Chronic underspending in infrastructure and consistent population growth has resulted in a dire need for investment portfolios to fund the provision of essential services to communities.

Speaking at a Bennelong adviser event in Sydney last week, 4D Infrastructure chief investment officer Sarah Shaw said investors looking for opportunities that will deliver across all market cycles should consider diversifying portfolios with infrastructure assets.

"In falling markets, infrastructure provides a safe haven for investors who can tilt their portfolio towards safe markets and regulated utilities.  In this environment, infrastructure provides investors with a defensive asset class with stable, with generally more predictable and resilient earnings, as well as a low correlation to general equities," Shaw said.

"In rising markets, 'user pays' assets come into their own.  Such assets are usually correlated to GDP growth and are protected from rising interest rates, giving investors an inflation hedge."

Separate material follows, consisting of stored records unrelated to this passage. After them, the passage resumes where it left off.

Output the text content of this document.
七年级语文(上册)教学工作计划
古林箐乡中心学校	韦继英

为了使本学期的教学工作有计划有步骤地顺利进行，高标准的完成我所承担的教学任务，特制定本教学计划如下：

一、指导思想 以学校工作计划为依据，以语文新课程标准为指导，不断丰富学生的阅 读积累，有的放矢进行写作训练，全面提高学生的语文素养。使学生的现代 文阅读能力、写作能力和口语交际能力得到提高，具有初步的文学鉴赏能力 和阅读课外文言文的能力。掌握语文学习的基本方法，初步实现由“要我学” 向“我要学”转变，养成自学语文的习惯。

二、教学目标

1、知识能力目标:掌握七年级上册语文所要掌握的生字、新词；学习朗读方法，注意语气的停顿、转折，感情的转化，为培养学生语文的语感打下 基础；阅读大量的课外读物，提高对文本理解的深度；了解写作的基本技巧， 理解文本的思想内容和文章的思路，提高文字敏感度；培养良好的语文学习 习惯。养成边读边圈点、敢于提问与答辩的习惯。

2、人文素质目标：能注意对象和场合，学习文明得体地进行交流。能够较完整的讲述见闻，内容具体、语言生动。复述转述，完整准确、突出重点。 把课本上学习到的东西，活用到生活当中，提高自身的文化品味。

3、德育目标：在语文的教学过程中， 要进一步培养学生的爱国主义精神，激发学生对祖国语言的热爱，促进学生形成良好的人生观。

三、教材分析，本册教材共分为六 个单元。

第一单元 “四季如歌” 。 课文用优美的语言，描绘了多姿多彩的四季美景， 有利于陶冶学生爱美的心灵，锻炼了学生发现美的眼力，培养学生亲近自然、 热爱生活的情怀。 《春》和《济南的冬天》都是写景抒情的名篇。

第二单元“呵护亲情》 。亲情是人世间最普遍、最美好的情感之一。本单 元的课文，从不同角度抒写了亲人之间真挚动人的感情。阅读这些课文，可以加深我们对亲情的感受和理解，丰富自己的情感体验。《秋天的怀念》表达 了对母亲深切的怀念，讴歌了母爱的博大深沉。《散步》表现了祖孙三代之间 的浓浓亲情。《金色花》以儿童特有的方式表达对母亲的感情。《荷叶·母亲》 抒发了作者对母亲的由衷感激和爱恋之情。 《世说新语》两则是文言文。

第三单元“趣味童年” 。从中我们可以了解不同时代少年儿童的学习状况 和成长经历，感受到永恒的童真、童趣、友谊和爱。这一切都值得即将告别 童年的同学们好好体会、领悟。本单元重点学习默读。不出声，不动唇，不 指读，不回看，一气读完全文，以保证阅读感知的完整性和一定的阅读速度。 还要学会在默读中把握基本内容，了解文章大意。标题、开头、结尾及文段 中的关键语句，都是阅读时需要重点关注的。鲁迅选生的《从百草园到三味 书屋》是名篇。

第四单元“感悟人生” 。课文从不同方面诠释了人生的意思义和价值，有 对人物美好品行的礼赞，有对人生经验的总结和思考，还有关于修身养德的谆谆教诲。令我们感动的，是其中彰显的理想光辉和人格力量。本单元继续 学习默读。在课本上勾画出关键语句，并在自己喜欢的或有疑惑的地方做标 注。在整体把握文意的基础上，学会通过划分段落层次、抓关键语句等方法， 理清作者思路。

Shaw said recent history demonstrated that even though infrastructure underperforms the broader market when bond yields rise, it quickly recovers as 'user pays' assets tend to outperform as a result of being geared for growth and macro recovery.

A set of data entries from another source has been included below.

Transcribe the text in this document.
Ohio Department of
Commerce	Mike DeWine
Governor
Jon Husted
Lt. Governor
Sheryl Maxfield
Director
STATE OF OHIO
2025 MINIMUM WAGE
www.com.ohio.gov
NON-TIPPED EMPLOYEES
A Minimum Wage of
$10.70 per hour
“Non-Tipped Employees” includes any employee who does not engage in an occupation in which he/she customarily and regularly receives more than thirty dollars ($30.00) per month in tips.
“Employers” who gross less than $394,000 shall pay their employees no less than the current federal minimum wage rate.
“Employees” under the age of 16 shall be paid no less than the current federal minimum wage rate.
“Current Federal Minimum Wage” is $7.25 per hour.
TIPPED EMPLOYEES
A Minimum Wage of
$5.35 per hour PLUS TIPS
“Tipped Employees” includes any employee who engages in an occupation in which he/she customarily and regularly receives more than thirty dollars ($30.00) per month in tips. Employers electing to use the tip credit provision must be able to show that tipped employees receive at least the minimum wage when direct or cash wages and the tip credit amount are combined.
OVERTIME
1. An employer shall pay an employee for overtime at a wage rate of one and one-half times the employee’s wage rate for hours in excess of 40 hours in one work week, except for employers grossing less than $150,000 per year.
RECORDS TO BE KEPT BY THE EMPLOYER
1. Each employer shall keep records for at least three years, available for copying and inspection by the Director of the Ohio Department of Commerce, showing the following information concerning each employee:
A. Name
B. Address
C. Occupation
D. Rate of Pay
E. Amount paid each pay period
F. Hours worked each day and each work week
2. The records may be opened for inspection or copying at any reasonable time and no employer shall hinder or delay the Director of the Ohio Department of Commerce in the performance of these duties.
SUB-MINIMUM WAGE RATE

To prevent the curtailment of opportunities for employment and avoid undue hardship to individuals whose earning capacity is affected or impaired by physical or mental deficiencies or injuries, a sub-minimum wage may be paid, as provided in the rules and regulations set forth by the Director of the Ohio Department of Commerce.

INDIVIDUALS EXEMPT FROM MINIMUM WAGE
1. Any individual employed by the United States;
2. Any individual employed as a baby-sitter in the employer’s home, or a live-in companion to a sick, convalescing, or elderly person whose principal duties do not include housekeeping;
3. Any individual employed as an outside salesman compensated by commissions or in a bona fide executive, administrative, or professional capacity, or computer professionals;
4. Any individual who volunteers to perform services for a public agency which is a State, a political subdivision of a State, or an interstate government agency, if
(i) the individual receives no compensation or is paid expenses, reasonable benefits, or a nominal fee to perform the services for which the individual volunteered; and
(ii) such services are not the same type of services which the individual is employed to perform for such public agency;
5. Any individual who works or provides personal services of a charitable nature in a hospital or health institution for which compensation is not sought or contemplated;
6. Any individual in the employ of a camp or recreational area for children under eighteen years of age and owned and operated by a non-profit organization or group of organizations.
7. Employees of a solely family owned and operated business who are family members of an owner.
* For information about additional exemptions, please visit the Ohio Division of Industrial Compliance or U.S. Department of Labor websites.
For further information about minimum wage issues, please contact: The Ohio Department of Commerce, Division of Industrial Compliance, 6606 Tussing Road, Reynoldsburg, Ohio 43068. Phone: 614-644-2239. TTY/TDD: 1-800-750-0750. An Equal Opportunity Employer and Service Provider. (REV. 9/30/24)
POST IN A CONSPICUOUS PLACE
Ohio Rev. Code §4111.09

"Similarly, as bond yields start declining, investors look for defensive havens and infrastructure assets outperform.  Regulated assets gain favour as investors move to protected earnings. We have seen this happen over the last market cycle, where infrastructure outperformed the broader market both as the Federal Reserve cut the cash rate and also when it was raised," Shaw said.

She said this growing market holds almost unprecedented opportunities for investors, with global estimates showing between US$60-70 trillion will need to be spent on the world's infrastructure in the next 15 years.

"It is worth noting that since listed infrastructure has been recognised as its own asset class it has offered investors significantly better returns than general global equities since 2003 - periods of both boom and bust, including a debt-driven GFC," Shaw highlighted.

"For the foreseeable future we are looking at strong long-term tailwinds - coupled with almost infinite capacity - and topped off with attractive defensive returns, regardless of share market cycles," Shaw said.